Конечно, Вова искал его весь следующий день, обходя пляж, окрестные улочки, заглядывая в окна прибрежных кафетериев, подтягиваясь на заборы частных домов, слоняясь между деревьями городского парка. Спустя два дня он заговорил с рыженькою аборигенкою, которая оказалась знатоком малинников и яблонь в туземных садах. Ещё через неделю Вова, засыпая, вдруг вспомнил, и ему отчаянно захотелось, чтобы тот мальчик вернулся, стал ему другом, и как хорошо бы они вместе совершали всякие подвиги, и как, наверное, погибли бы, защищая рыженькую от стаи кровожадных птеродактилей. Одновременно Вова чувствовал, что «не о том тот мальчик», что с ним было бы здорово делить что-то совсем другое, гораздо более важное, но что именно - Вова, как ни старался, так и не придумал.
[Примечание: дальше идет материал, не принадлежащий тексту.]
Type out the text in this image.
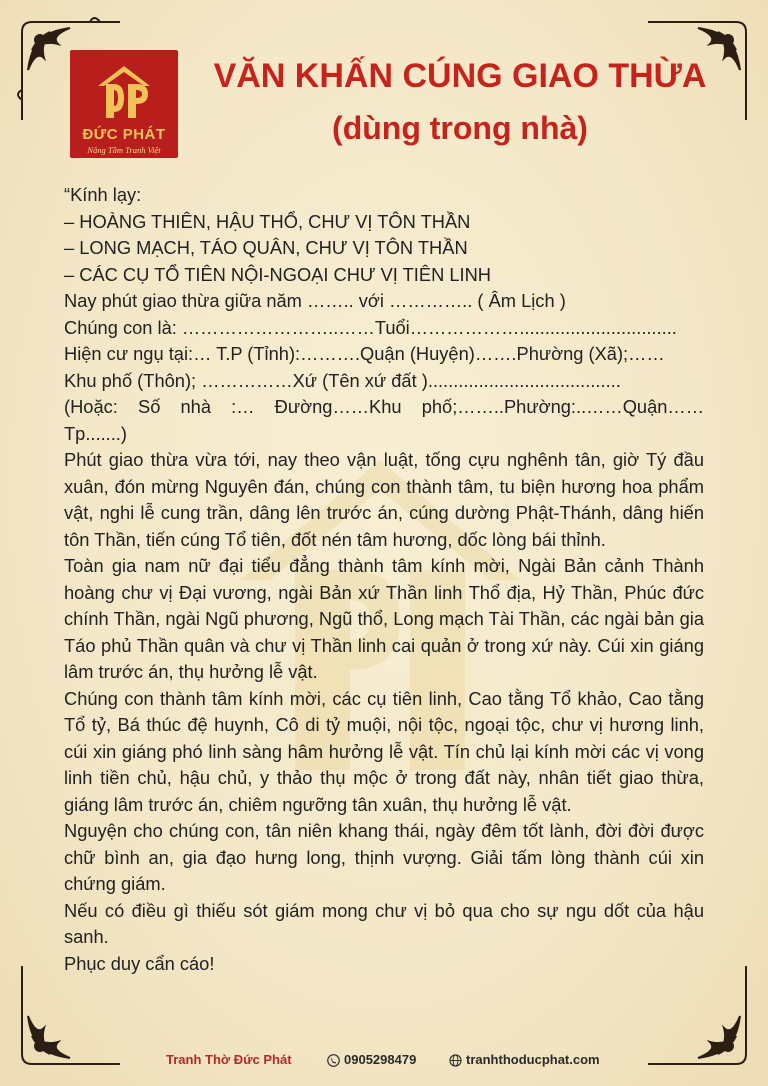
ĐỨC PHÁT
Nâng Tầm Tranh Việt
VĂN KHẤN CÚNG GIAO THỪA
(dùng trong nhà)

“Kính lạy:

– HOÀNG THIÊN, HẬU THỔ, CHƯ VỊ TÔN THẦN

– LONG MẠCH, TÁO QUÂN, CHƯ VỊ TÔN THẦN

– CÁC CỤ TỔ TIÊN NỘI-NGOẠI CHƯ VỊ TIÊN LINH

Nay phút giao thừa giữa năm …….. với ………….. ( Âm Lịch )

Chúng con là: ……………………..……Tuổi………………...............................

Hiện cư ngụ tại:… T.P (Tỉnh):……….Quận (Huyện)…….Phường (Xã);……

Khu phố (Thôn); ……………Xứ (Tên xứ đất )......................................

(Hoặc: Số nhà :… Đường……Khu phố;……..Phường:..……Quận……

Tp.......)

Phút giao thừa vừa tới, nay theo vận luật, tống cựu nghênh tân, giờ Tý đầu xuân, đón mừng Nguyên đán, chúng con thành tâm, tu biện hương hoa phẩm vật, nghi lễ cung trần, dâng lên trước án, cúng dường Phật-Thánh, dâng hiến tôn Thần, tiến cúng Tổ tiên, đốt nén tâm hương, dốc lòng bái thỉnh.

Toàn gia nam nữ đại tiểu đẳng thành tâm kính mời, Ngài Bản cảnh Thành hoàng chư vị Đại vương, ngài Bản xứ Thần linh Thổ địa, Hỷ Thần, Phúc đức chính Thần, ngài Ngũ phương, Ngũ thổ, Long mạch Tài Thần, các ngài bản gia Táo phủ Thần quân và chư vị Thần linh cai quản ở trong xứ này. Cúi xin giáng lâm trước án, thụ hưởng lễ vật.

Chúng con thành tâm kính mời, các cụ tiên linh, Cao tằng Tổ khảo, Cao tằng Tổ tỷ, Bá thúc đệ huynh, Cô di tỷ muội, nội tộc, ngoại tộc, chư vị hương linh, cúi xin giáng phó linh sàng hâm hưởng lễ vật. Tín chủ lại kính mời các vị vong linh tiền chủ, hậu chủ, y thảo thụ mộc ở trong đất này, nhân tiết giao thừa, giáng lâm trước án, chiêm ngưỡng tân xuân, thụ hưởng lễ vật.

Nguyện cho chúng con, tân niên khang thái, ngày đêm tốt lành, đời đời được chữ bình an, gia đạo hưng long, thịnh vượng. Giải tấm lòng thành cúi xin chứng giám.

Nếu có điều gì thiếu sót giám mong chư vị bỏ qua cho sự ngu dốt của hậu sanh.

Phục duy cẩn cáo!

Tranh Thờ Đức Phát	0905298479	tranhthoducphat.com
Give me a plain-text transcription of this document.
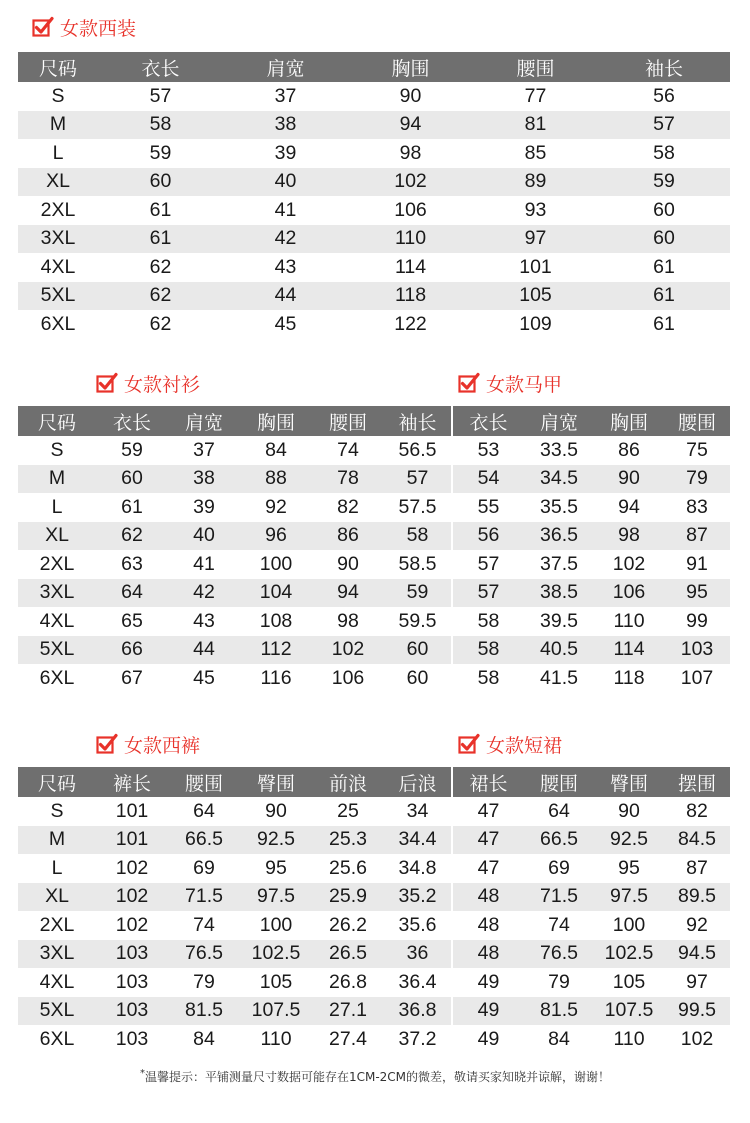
女款西装
尺码	衣长	肩宽	胸围	腰围	袖长
S	57	37	90	77	56
M	58	38	94	81	57
L	59	39	98	85	58
XL	60	40	102	89	59
2XL	61	41	106	93	60
3XL	61	42	110	97	60
4XL	62	43	114	101	61
5XL	62	44	118	105	61
6XL	62	45	122	109	61
女款衬衫	女款马甲
尺码	衣长	肩宽	胸围	腰围	袖长	衣长	肩宽	胸围	腰围
S	59	37	84	74	56.5	53	33.5	86	75
M	60	38	88	78	57	54	34.5	90	79
L	61	39	92	82	57.5	55	35.5	94	83
XL	62	40	96	86	58	56	36.5	98	87
2XL	63	41	100	90	58.5	57	37.5	102	91
3XL	64	42	104	94	59	57	38.5	106	95
4XL	65	43	108	98	59.5	58	39.5	110	99
5XL	66	44	112	102	60	58	40.5	114	103
6XL	67	45	116	106	60	58	41.5	118	107
女款西裤	女款短裙
尺码	裤长	腰围	臀围	前浪	后浪	裙长	腰围	臀围	摆围
S	101	64	90	25	34	47	64	90	82
M	101	66.5	92.5	25.3	34.4	47	66.5	92.5	84.5
L	102	69	95	25.6	34.8	47	69	95	87
XL	102	71.5	97.5	25.9	35.2	48	71.5	97.5	89.5
2XL	102	74	100	26.2	35.6	48	74	100	92
3XL	103	76.5	102.5	26.5	36	48	76.5	102.5	94.5
4XL	103	79	105	26.8	36.4	49	79	105	97
5XL	103	81.5	107.5	27.1	36.8	49	81.5	107.5	99.5
6XL	103	84	110	27.4	37.2	49	84	110	102
*温馨提示：平铺测量尺寸数据可能存在1CM-2CM的微差，敬请买家知晓并谅解，谢谢！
И ещё раз, перед глубоким многолетним забвением, Вова вспомнил о нём в поезде, в купе, когда возвращался от летнего моря домой. Вспомнил - и защемилось в груди, заныло так пронзительно, что Вова скривил рот, сильно прижался к плечу отца щекою и тихонько заскулил. «Что ты, мой хороший, что?» - растерялся отец, но Вова замотал головою, полез на верхнюю полку и замер, отражая влажными глазами мельтешение зелени за окном. Почти сразу подкатилась какая-то станция, на перроне которой играл духовой оркестр, потом заглянул разносчик мороженого, а после - шахматы с отцом, сон, вокзал в Петербурге, школа, книги, барышни, университет и прочее, прочее, прочее…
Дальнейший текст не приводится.